I challenged the universality of a claim ("everyone") and you have attempted to support it by selecting anecdotes. This is obviously a mistake. Not only that, the examples don't even claim what you say they do. Although the second example at least alludes to it none of them assumes that:

THE COPENHAGEN INTERPRETATION DOES [...] SAY THAT CONSCIOUSNESS COLLAPSES THE WAVEFUNCTION.

Say that some people are confused about what the Copenhagen Interpretation says, by all means. But if you are going to throw about grossly exaggerated accusations for the sake of emphasis then at least refrain from trying to defend them!

Comment author: Mitchell_Porter 27 August 2011 08:26:08AM 5 points [-]

"Everyone" is an anaphor for the "people getting it wrong" mentioned in my first sentence.

the examples don't even claim what you say they do

They all affirm that (quoting myself) "the wavefunction is a real thing". So perhaps I should have shouted that part?

THE COPENHAGEN INTERPRETATION DOES NOT SAY THAT THE WAVEFUNCTION IS A REAL THING.
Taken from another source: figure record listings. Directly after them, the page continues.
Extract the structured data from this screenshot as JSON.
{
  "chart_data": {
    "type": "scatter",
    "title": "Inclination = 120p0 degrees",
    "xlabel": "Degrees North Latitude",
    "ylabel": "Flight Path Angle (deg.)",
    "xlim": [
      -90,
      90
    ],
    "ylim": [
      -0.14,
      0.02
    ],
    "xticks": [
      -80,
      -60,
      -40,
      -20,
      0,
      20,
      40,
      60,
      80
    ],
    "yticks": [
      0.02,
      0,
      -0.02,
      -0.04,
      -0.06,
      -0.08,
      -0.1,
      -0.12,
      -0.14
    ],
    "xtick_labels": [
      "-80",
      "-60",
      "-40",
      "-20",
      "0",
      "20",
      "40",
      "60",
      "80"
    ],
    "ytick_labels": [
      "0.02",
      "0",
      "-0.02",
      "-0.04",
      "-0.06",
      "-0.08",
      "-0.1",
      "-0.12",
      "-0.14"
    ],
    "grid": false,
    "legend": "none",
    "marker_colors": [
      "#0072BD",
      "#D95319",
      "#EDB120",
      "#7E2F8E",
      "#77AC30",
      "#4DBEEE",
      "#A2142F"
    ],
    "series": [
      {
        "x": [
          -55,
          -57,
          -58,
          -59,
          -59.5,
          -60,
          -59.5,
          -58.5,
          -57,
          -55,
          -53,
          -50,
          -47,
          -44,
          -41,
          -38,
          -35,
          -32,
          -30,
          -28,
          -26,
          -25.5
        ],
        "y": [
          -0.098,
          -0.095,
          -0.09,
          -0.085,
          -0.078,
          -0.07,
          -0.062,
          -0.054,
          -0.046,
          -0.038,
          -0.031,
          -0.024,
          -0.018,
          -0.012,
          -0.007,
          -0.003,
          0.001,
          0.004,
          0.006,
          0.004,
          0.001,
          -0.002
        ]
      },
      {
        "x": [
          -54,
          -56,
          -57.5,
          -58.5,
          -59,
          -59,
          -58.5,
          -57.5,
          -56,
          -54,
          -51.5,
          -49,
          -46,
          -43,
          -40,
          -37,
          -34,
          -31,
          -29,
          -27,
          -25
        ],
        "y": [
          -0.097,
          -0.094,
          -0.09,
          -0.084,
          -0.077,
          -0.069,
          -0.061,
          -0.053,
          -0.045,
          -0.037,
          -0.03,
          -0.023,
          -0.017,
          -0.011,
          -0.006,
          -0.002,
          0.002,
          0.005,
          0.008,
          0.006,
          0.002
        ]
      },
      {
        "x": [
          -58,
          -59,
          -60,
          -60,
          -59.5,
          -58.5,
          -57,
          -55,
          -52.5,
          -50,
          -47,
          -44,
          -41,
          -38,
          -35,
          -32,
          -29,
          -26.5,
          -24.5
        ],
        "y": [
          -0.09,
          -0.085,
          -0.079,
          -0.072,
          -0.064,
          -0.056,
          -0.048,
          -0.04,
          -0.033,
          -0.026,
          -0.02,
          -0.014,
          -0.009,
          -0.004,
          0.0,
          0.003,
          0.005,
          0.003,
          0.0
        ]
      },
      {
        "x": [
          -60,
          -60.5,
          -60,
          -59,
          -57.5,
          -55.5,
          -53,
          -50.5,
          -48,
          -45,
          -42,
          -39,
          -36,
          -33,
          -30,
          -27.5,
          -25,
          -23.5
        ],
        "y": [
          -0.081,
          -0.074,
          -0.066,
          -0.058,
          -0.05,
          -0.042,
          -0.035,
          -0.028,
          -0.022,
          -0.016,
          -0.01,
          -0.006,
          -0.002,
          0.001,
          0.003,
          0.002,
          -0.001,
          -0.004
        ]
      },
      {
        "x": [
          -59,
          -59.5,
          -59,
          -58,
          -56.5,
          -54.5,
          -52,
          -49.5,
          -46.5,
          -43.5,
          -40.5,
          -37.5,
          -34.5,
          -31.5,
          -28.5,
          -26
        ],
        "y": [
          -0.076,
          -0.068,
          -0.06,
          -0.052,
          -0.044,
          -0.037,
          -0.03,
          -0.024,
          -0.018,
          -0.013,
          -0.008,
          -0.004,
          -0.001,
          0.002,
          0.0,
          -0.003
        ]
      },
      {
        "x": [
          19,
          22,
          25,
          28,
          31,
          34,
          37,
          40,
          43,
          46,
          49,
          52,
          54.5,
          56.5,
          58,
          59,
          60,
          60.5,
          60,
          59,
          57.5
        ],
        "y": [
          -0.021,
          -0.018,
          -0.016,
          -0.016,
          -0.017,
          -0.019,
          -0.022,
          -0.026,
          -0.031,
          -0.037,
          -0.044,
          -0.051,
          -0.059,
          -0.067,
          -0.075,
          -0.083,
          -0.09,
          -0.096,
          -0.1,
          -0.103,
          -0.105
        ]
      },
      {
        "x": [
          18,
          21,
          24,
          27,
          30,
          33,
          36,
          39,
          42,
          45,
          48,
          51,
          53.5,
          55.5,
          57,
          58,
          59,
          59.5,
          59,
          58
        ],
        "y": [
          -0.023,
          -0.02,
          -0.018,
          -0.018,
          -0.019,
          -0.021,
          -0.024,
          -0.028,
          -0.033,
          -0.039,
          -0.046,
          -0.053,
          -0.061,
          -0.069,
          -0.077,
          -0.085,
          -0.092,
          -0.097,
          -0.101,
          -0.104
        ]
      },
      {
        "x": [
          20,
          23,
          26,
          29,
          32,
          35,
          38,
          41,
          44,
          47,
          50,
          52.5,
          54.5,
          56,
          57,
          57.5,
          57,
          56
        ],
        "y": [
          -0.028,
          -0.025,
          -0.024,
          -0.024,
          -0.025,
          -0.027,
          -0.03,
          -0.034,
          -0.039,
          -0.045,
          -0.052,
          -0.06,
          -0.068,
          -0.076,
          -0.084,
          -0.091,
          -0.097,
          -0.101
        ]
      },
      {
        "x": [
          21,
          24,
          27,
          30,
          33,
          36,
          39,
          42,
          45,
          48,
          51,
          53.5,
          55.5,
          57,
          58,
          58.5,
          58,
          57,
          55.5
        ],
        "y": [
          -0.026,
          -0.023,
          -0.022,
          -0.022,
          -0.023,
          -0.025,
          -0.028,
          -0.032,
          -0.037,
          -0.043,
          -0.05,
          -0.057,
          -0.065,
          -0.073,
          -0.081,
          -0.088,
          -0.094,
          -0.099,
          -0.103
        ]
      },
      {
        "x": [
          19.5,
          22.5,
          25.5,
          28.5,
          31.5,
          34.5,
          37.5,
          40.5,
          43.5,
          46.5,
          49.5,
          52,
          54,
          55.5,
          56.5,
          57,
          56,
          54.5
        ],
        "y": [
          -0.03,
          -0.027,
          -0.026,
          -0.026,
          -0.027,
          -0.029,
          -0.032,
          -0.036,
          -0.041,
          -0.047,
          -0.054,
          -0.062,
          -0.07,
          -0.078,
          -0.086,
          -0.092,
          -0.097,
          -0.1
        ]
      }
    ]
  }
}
But then - although the Copenhagen interpretation features in Phil's first sentence - it's not ubiquitous in the discussions. So maybe I should just say

THE WAVEFUNCTION MIGHT NOT BE A PHYSICAL THING! MOST PHYSICISTS THINK OF IT AS JUST LIKE A PROBABILITY DISTRIBUTION!

The problem is not just a misapprehension about what the Copenhagen interpretation says. The problem is the ubiquitous background assumption of "wavefunction realism". Either wavefunctions are real, and they collapse under observation, or spontaneously, or because of interaction; or wavefunctions are real, and they don't collapse, and there are many worlds.

You can't obtain clarity about quantum mechanics until you at least understand the perspective, historically identified with the Copenhagen interpretation, according to which wavefunctions are not real, and just provide a formal calculus for obtaining probabilities pertaining to the things that are real, the "observables". Observables are where reality lies in quantum mechanics, not wavefunctions.

Once you understand that, you are then free to note that quantum mechanics is incomplete, you can run off and try to make a better theory in terms of actually existing wavefunctions or in terms of something else, etc. But most discussions on this site are starting off confused, not just about what Copenhagen says, but about what quantum mechanics says, and it's because they start from the premise of wavefunction realism.

Comment author: PhilGoetz 27 August 2011 03:45:51PM 2 points [-]

THE COPENHAGEN INTERPRETATION DOES NOT SAY THAT THE WAVEFUNCTION IS A REAL THING.

Then why did Schroedinger talk about the cat in the box?

I think you must be talking about some new interpretation unknown to Schroedinger.

Comment author: prase 27 August 2011 09:42:30PM 2 points [-]

I think you must be talking about some new interpretation unknown to Schroedinger.

Even if Schrödinger hadn't known some interpretation when he devised his feline thought experiment in 1935, I don't think it justifies calling it new.